There is also great interest among the broader research community to develop drugs that prevent cells from destroying themselves by apoptosis. Experimental compounds called caspase inhibitors that prevent cell suicide are being investigated by others as potential therapies for the improvement or prevention of severe COVID-19. Unfortunately, caspase inhibitors have not proven to be a complete success at the clinic despite great promise and interest. Nevertheless, “they may be able to work for short-term exposure to limit virus damage,” Jackson said.
Chen adds that SARS-CoV-2 is not the only virus that threatens the pancreas. Coxsackievirus B, rotavirus, mumps virus and cytomegalovirus have been shown to infect and damage beta cells. Whether they are a direct cause of type 1 diabetes has been controversial. More research is needed to determine if it is possible to neutralize viral attacks on the pancreas, either by blocking infection or preventing the virus from reaching the organ in the first place.

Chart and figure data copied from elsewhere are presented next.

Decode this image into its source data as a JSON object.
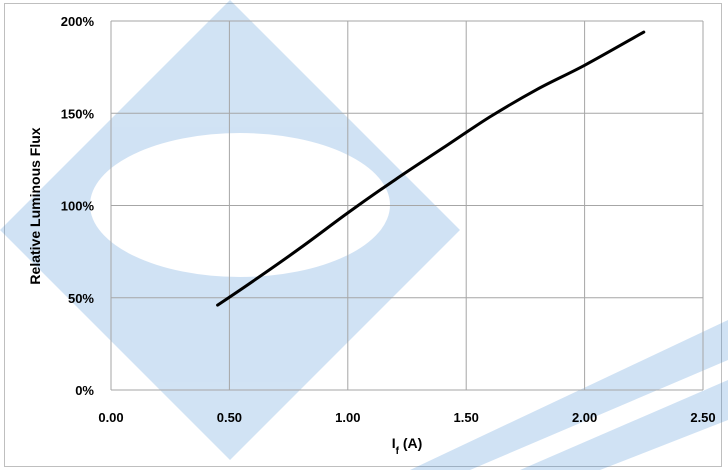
{
  "chart_data": {
    "type": "line",
    "xlabel_main": "I",
    "xlabel_sub": "f",
    "xlabel_unit": " (A)",
    "ylabel": "Relative Luminous Flux",
    "xlim": [
      0,
      2.5
    ],
    "ylim": [
      0,
      200
    ],
    "x_ticks": [
      "0.00",
      "0.50",
      "1.00",
      "1.50",
      "2.00",
      "2.50"
    ],
    "y_ticks": [
      "0%",
      "50%",
      "100%",
      "150%",
      "200%"
    ],
    "grid": true,
    "series": [
      {
        "color": "#000000",
        "x": [
          0.45,
          0.6,
          0.8,
          1.0,
          1.2,
          1.4,
          1.6,
          1.8,
          2.0,
          2.25
        ],
        "y": [
          46,
          59,
          77,
          96,
          114,
          131,
          148,
          163,
          176,
          194
        ]
      }
    ]
  },
  "watermark": {
    "color": "#2f7fcf"
  }
}
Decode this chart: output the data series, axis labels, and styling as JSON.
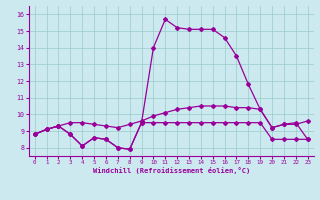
{
  "xlabel": "Windchill (Refroidissement éolien,°C)",
  "background_color": "#cce9f0",
  "line_color": "#990099",
  "grid_color": "#99cccc",
  "xlim": [
    -0.5,
    23.5
  ],
  "ylim": [
    7.5,
    16.5
  ],
  "xticks": [
    0,
    1,
    2,
    3,
    4,
    5,
    6,
    7,
    8,
    9,
    10,
    11,
    12,
    13,
    14,
    15,
    16,
    17,
    18,
    19,
    20,
    21,
    22,
    23
  ],
  "yticks": [
    8,
    9,
    10,
    11,
    12,
    13,
    14,
    15,
    16
  ],
  "curve_big_x": [
    0,
    1,
    2,
    3,
    4,
    5,
    6,
    7,
    8,
    9,
    10,
    11,
    12,
    13,
    14,
    15,
    16,
    17,
    18,
    19,
    20,
    21,
    22,
    23
  ],
  "curve_big_y": [
    8.8,
    9.1,
    9.3,
    8.8,
    8.1,
    8.6,
    8.5,
    8.0,
    7.9,
    9.5,
    14.0,
    15.7,
    15.2,
    15.1,
    15.1,
    15.1,
    14.6,
    13.5,
    11.8,
    10.3,
    9.2,
    9.4,
    9.5,
    8.5
  ],
  "curve_mid_x": [
    0,
    1,
    2,
    3,
    4,
    5,
    6,
    7,
    8,
    9,
    10,
    11,
    12,
    13,
    14,
    15,
    16,
    17,
    18,
    19,
    20,
    21,
    22,
    23
  ],
  "curve_mid_y": [
    8.8,
    9.1,
    9.3,
    9.5,
    9.5,
    9.4,
    9.3,
    9.2,
    9.4,
    9.6,
    9.9,
    10.1,
    10.3,
    10.4,
    10.5,
    10.5,
    10.5,
    10.4,
    10.4,
    10.3,
    9.2,
    9.4,
    9.4,
    9.6
  ],
  "curve_low_x": [
    0,
    1,
    2,
    3,
    4,
    5,
    6,
    7,
    8,
    9,
    10,
    11,
    12,
    13,
    14,
    15,
    16,
    17,
    18,
    19,
    20,
    21,
    22,
    23
  ],
  "curve_low_y": [
    8.8,
    9.1,
    9.3,
    8.8,
    8.1,
    8.6,
    8.5,
    8.0,
    7.9,
    9.5,
    9.5,
    9.5,
    9.5,
    9.5,
    9.5,
    9.5,
    9.5,
    9.5,
    9.5,
    9.5,
    8.5,
    8.5,
    8.5,
    8.5
  ]
}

Kalyani stresses that these studies “further underscore the importance of being vaccinated against COVID-19. People who contract COVID-19, especially those with prediabetes or other risk factors for diabetes, should inform their healthcare providers if they develop symptoms of hyperglycemia, such as frequent urination, excessive thirst, blurred vision or unexplained weight loss. “
These new findings underscore that there is much to learn about COVID-19 and its aftermath. It seems that for some unfortunate people it is only the beginning of defeating the virus. Additional complications can occur depending on which systems in the body have been damaged in the wake of the viral infection.